Der erste Stadionbesuch an der Hand des Vaters. Tore, Idole, Bier und Bratwurst, um Liebe und Leidenschaft – ein uraltes Trikot. Das verschollene, allererste Panini-Album: Fußball hat so viele Facetten, Nebenschauplätze und Folgen. Und noch viel mehr zu bieten als man glauben möchte. Es geht nicht immer nur um Religion oder das Abseits.

„Liebe machen und Tore schießen sind die schönsten Dinge, die uns Gott gegeben hat“, meinte einmal Bayerns ehemaliger Stürmer Luca Toni. Der Italiener hatte freilich viele Verehrerinnen, hätte er noch mehr Tore geschossen wäre er auch als besserer Spieler in Erinnerung geblieben.

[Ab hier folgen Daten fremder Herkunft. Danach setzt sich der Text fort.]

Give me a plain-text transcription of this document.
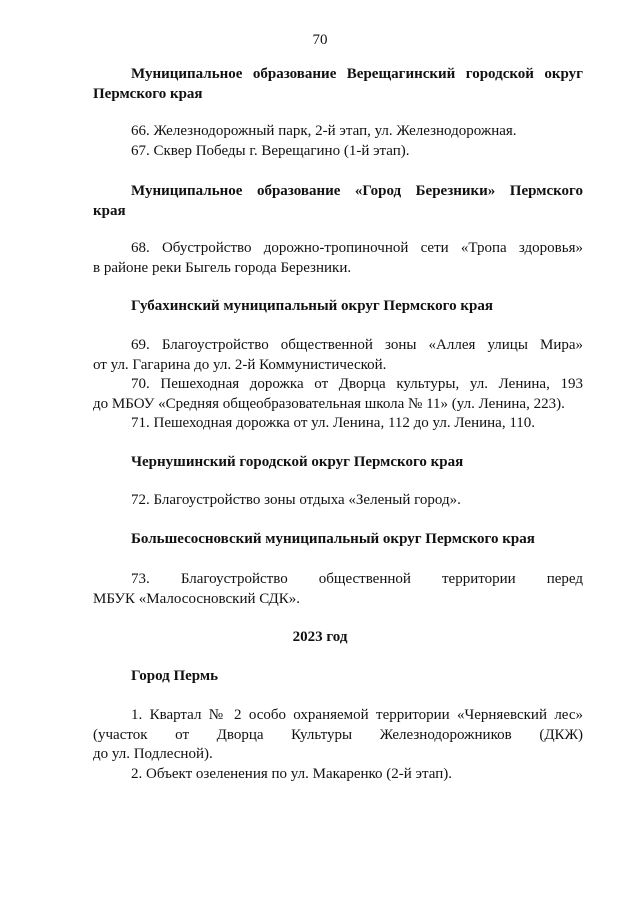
70
Муниципальное образование Верещагинский городской округ
Пермского края
66. Железнодорожный парк, 2-й этап, ул. Железнодорожная.
67. Сквер Победы г. Верещагино (1-й этап).
Муниципальное образование «Город Березники» Пермского
края
68. Обустройство дорожно-тропиночной сети «Тропа здоровья»
в районе реки Быгель города Березники.
Губахинский муниципальный округ Пермского края
69. Благоустройство общественной зоны «Аллея улицы Мира»
от ул. Гагарина до ул. 2-й Коммунистической.
70. Пешеходная дорожка от Дворца культуры, ул. Ленина, 193
до МБОУ «Средняя общеобразовательная школа № 11» (ул. Ленина, 223).
71. Пешеходная дорожка от ул. Ленина, 112 до ул. Ленина, 110.
Чернушинский городской округ Пермского края
72. Благоустройство зоны отдыха «Зеленый город».
Большесосновский муниципальный округ Пермского края
73. Благоустройство общественной территории перед
МБУК «Малососновский СДК».
2023 год
Город Пермь
1. Квартал № 2 особо охраняемой территории «Черняевский лес»
(участок от Дворца Культуры Железнодорожников (ДКЖ)
до ул. Подлесной).
2. Объект озеленения по ул. Макаренко (2-й этап).
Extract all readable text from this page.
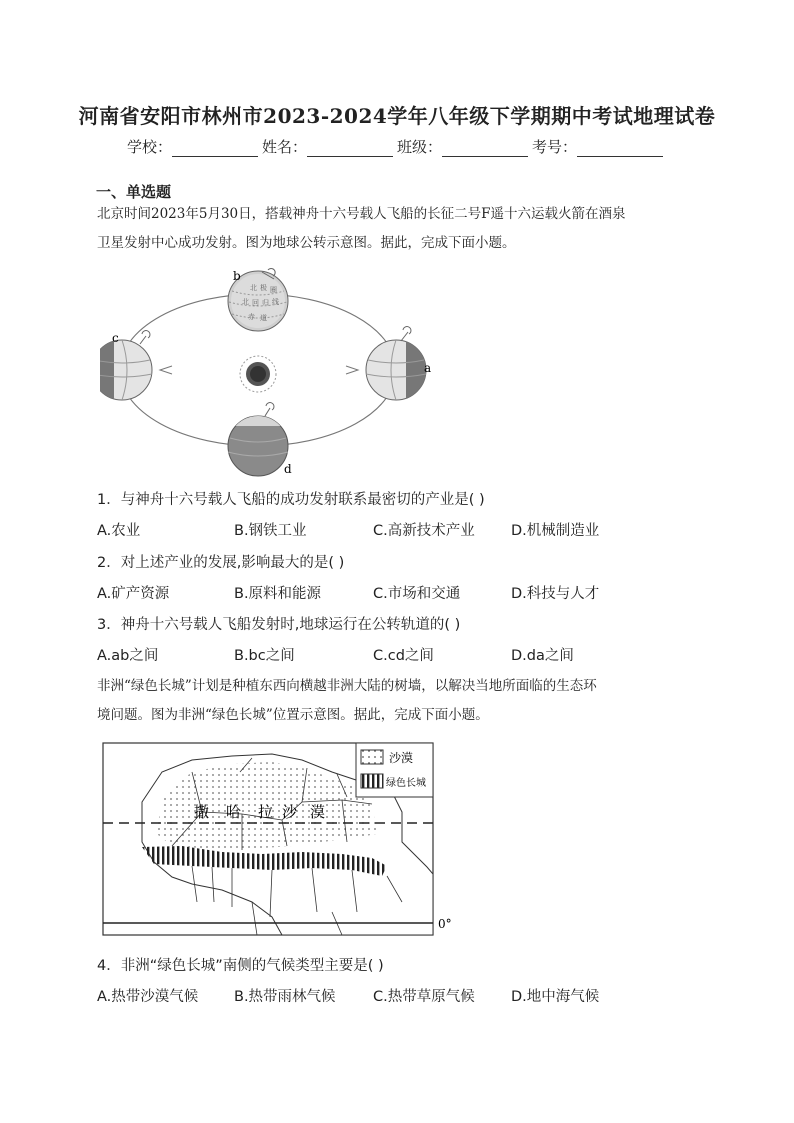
河南省安阳市林州市2023-2024学年八年级下学期期中考试地理试卷
学校：	姓名：	班级：	考号：
一、单选题
北京时间2023年5月30日，搭载神舟十六号载人飞船的长征二号F遥十六运载火箭在酒泉
卫星发射中心成功发射。图为地球公转示意图。据此，完成下面小题。
北 极 圈
北 回 归 线
赤 道
b
a
c
d
1．与神舟十六号载人飞船的成功发射联系最密切的产业是( )
A.农业	B.钢铁工业	C.高新技术产业	D.机械制造业
2．对上述产业的发展,影响最大的是( )
A.矿产资源	B.原料和能源	C.市场和交通	D.科技与人才
3．神舟十六号载人飞船发射时,地球运行在公转轨道的( )
A.ab之间	B.bc之间	C.cd之间	D.da之间
非洲“绿色长城”计划是种植东西向横越非洲大陆的树墙，以解决当地所面临的生态环
境问题。图为非洲“绿色长城”位置示意图。据此，完成下面小题。
0°
撒 哈 拉 沙 漠
沙漠
绿色长城
4．非洲“绿色长城”南侧的气候类型主要是( )
A.热带沙漠气候 B.热带雨林气候	C.热带草原气候	D.地中海气候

Aber es sind markante Sätze wie dieser, die Analysen, Spielmoderationen oder Diskussionen beleben. Freilich wirkt mancher auch bloß unheimlich plump, selbst wenn er von einem Rockbarden wie Rod Stewart stammt: „In meinem Leben spielen drei Dinge eine wichtige Rolle: Fußball, Bier und Frauen, und zwar genau in dieser Reihenfolge.“

Doch Episoden über echte Liebe (zwischen Mitgliedern episch verfeindeter Fanklubs), die Suche nach dem besten „Fokuhila“, dem schönsten Stadion, dem besten Tor – dieses Buch lässt keinen Fußballaspekt außer Acht. Einziger Wermutstropfen ist nicht der Abpfiff, sondern der Umstand, dass nur Mythen rund um deutsche Klubs betrachtet werden.
Ben Redelings: „Fußball. Die Liebe meines Lebens“, Werkstatt, 14 €, 166 S.